Essen (ots) – In der Bieterschlacht um den Kaufhof halten sich die Kampfhähne seit dem ersten Gong streng an die Gepflogenheiten des Spitzenmanagements: Es gilt den Gegner zu verunglimpfen, die eigenen Schwächen zu kaschieren und die öffentliche Meinung zu manipulieren. Regeln, wie man sie aus den Präsidentschafts-Wahlkämpfen in den USA kennt. Entsprechend distanziert ist den täglichen Wasserstandsmeldungen zu begegnen. Aus dem österreichischen Bieter Brenko wurde schnell der Handlanger eines geldgierigen griechischen Milliardärs. Und aus Karstadt-Eigner Berggruen der schwarze Ritter, der zwar Kaufhöfe übernehmen, aber einige auch gleich wieder schließen will. Natürlich wird er das erwägen – so wie jeder, der aus zwei Ketten eine macht.

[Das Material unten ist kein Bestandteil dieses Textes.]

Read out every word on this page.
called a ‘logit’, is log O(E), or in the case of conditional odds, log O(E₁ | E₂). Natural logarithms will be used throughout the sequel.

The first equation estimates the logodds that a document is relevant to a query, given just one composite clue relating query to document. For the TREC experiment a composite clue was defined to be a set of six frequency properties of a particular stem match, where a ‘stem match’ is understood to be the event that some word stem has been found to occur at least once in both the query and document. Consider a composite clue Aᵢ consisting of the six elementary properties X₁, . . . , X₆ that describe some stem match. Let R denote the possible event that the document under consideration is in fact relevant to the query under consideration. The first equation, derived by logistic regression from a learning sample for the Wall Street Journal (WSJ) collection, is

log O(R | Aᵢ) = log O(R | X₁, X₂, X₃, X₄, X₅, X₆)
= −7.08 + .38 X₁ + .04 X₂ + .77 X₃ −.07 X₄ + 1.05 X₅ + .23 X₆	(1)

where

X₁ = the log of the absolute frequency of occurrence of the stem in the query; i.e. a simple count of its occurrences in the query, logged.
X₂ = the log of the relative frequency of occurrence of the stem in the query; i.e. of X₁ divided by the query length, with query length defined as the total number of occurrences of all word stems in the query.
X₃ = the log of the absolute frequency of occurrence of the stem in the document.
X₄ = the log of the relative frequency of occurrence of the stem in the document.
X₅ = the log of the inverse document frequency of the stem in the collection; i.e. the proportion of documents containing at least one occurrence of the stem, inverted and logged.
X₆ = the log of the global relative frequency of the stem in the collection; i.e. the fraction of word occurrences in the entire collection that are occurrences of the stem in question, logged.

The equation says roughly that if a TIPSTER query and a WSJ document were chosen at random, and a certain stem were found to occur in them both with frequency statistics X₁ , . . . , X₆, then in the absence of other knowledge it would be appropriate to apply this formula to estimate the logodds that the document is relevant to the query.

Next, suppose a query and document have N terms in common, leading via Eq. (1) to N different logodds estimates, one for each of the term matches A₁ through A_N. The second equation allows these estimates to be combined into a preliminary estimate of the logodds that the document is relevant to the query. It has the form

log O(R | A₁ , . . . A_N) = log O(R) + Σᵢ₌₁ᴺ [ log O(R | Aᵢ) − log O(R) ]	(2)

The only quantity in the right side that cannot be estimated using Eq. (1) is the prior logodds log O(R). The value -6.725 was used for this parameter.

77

Sorgen machen muss sich eigentlich nur Ex-Karstadt-Chef Urban. Würde er als Bieter ernst genommen, hätte längst jemand in seiner wenig glorreichen Vergangenheit als Warenhaus-Stratege gekramt. Für die Metro geht es darum, die Gebote so hoch wie möglich zu treiben. Dass sie deshalb Berggruen zappeln lässt, wäre eine böse Unterstellung. Eine unter vielen.